XLVI-В. Из заметок Плиния Младшего

(Написаны лет сто спустя)

Любопытно. Садовник рассказывал, что в простом народе широко бытует странное поверье. Во время прогулок я спрашивал виноградарей, разносчиков и прочий люд, и его слова подтвердились.

Они верят, что тело Юлия Цезаря после убийства не было сожжено (хотя для нас это несомненно): им якобы завладело какое-то сообщество или тайная секта и, разрезав на множество частей, захоронило каждую отдельно в разных районах Рима. Они уверяют, будто Цезарю было известно древнее предсказание, что Рим выстоит и сохранит свое величие, если он будет убит и тело его расчленено.

XLVII. Царица египетская заявляет:

(26 октября)

Клеопатра, царица Египта (и прочая и прочая), сожалеет, что досточтимая коллегия девственных весталок не сможет присутствовать завтра вечером у нее на приеме.

Однако мы готовы принять досточтимую коллегию в три часа дня.

С соизволения верховного понтифика и верховной жрицы коллегии в указанное время будет дано представление:

Величественное явление Гора, Красота Озириса, Нападение на корабль Нешме, Явление владыки Абидоса в свой дворец.

Те части этой церемонии, которые неуместно показывать вечером, будут со всей торжественностью исполнены перед посвященными днем.

Царица Египта благосклонно примет в эти часы досточтимых девственниц.

XLVIII. Цезарь — Клеопатре

(29 октября)

Весь Рим говорит о великолепии приема, устроенного царицей; самые разборчивые ценители твердят о ее царственной осанке, искусстве принимать гостей, ее такте и обаянии ее красоты.

Мне же разрешено говорить только о моей непреходящей любви и преклонении.

В ближайшие дни я не смогу так часто посещать великую царицу. Однако заклинаю ее не сомневаться ни в моей любви, ни в моих неусыпных заботах о благоденствии ее державы.
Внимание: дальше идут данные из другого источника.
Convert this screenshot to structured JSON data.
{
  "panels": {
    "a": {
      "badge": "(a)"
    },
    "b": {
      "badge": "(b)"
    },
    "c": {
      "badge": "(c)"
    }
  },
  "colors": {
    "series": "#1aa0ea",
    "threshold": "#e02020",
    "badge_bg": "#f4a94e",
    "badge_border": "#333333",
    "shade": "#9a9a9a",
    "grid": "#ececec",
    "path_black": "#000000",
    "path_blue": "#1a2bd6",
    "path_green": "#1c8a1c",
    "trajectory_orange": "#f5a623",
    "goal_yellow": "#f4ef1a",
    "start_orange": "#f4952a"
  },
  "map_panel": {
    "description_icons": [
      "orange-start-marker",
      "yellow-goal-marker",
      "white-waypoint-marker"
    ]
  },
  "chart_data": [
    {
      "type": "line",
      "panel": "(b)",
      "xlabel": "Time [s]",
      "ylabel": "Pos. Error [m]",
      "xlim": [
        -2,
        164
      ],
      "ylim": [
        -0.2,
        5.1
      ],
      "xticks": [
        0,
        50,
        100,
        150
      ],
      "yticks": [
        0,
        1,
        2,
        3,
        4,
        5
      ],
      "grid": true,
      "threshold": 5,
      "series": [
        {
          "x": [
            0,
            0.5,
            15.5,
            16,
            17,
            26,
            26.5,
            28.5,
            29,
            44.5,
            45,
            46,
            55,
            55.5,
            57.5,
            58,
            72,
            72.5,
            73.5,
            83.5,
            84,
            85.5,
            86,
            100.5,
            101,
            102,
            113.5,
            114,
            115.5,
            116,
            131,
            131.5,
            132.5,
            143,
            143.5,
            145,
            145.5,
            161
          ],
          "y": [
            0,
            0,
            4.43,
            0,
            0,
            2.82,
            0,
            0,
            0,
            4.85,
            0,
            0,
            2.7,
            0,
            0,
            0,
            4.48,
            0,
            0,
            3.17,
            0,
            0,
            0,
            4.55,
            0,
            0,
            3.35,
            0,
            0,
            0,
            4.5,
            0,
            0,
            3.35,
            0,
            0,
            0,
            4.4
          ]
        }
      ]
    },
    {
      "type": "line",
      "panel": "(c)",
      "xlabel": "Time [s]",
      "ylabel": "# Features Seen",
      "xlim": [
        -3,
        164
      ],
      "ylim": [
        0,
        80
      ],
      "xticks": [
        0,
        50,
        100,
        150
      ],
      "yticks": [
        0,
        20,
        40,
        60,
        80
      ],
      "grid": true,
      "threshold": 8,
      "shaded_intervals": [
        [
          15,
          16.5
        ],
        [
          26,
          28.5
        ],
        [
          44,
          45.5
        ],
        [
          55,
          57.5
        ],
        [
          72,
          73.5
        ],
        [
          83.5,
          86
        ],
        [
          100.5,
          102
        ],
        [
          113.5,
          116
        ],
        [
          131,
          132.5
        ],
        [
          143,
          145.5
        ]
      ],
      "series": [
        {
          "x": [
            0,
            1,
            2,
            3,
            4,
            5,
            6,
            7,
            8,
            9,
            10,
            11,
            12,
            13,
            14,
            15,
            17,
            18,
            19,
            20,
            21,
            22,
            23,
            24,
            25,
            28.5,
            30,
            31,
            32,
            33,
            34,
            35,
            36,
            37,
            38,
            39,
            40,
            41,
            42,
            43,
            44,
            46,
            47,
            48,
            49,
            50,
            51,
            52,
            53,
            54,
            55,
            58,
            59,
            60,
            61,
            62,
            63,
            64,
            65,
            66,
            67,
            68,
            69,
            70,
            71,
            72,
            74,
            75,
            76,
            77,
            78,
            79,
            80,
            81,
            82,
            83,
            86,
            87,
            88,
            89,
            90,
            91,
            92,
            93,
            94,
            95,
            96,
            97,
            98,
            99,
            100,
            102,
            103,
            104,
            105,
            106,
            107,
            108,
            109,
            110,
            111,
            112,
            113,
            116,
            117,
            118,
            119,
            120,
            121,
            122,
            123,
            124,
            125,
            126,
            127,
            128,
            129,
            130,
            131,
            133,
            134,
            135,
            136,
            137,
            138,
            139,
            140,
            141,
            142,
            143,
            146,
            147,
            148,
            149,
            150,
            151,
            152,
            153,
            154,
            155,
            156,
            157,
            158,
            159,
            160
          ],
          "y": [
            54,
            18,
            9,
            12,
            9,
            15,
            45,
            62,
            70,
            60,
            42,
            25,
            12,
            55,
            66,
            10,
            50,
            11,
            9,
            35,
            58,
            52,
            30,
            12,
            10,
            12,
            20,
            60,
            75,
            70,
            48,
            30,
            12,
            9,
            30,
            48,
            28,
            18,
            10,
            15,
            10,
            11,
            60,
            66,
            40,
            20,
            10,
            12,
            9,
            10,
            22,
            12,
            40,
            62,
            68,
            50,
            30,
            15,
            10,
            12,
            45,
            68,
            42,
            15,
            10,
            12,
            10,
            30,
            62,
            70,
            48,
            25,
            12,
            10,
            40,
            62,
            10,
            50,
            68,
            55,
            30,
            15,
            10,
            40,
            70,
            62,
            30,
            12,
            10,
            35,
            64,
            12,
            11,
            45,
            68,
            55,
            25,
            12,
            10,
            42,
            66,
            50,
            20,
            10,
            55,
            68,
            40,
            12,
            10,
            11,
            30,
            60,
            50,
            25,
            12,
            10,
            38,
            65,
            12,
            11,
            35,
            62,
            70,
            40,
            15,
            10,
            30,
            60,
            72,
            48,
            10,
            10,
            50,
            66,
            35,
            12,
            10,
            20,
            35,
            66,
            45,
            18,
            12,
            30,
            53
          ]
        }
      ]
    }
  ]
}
Мне доставило бы огромное удовольствие, если бы я мог чаще принимать царицу у себя. Я попросил актрису Кифериду давать моей жене уроки пластики и декламации — это необходимо для участия в таинствах. Так как и вы будете присутствовать на этих церемониях, вам, по-моему, тоже были бы интересны ее уроки, хотя я далек от мысли, что царице есть чему учиться в смысле красоты речи или благородства осанки. Не сомневаюсь, что, если вы того пожелаете, Киферида не откажется в конце урока прочесть вам отрывки из греческих и римских трагедий — милость, которой будут завидовать наши потомки.

Госпожа Клодия Пульхра временно отбывает на свою загородную виллу. Вам, по-моему, следует знать, что я в свое время посоветовал ей это сделать, но она просила разрешить ей остаться в столице до конца вашего приема. Причиной ее отъезда послужили обстоятельства, которые, если вы пожелаете, я вам когда-нибудь изложу.

Радость, которую я испытываю от приезда царицы, отвлекает меня от трудов. Будь я помоложе, эта радость только придавала бы мне сил и подвигала на новые труды. Но дни мои идут к закату, и у меня уже нет, как прежде, неограниченного времени для замыслов и свершений.

Позвольте же мне совместить приятное с полезным и во время моего посещения (в субботу) показать царице планы поселений в Северной Африке. Если погода будет благоприятствовать, я хотел бы отвезти царицу по реке в Остию и объяснить ей, какие меры мы принимаем для обуздания паводков и течения Тибра. В Остии мы сможем посмотреть, как продвигаются работы в порту, насчет которых царица удостоила меня своими неоценимыми советами.

Мне хотелось бы сообщить великой царице вот еще что: я искренне надеюсь, что ее пребывание в Италии продлится дольше, чем она предполагала. И, желая укрепить ее в этом решении, я рекомендую ей послать в Александрию за своими детьми. Для этой цели я предоставлю ей одну из только что построенных галер, которые уже показали себя самыми быстроходными, и надеюсь разделить с царицей радость этого свидания.

XLVIII-А. Клеопатра — Цезарю

(С тем же посланным)

Великий Цезарь, между нами возникло недоразумение.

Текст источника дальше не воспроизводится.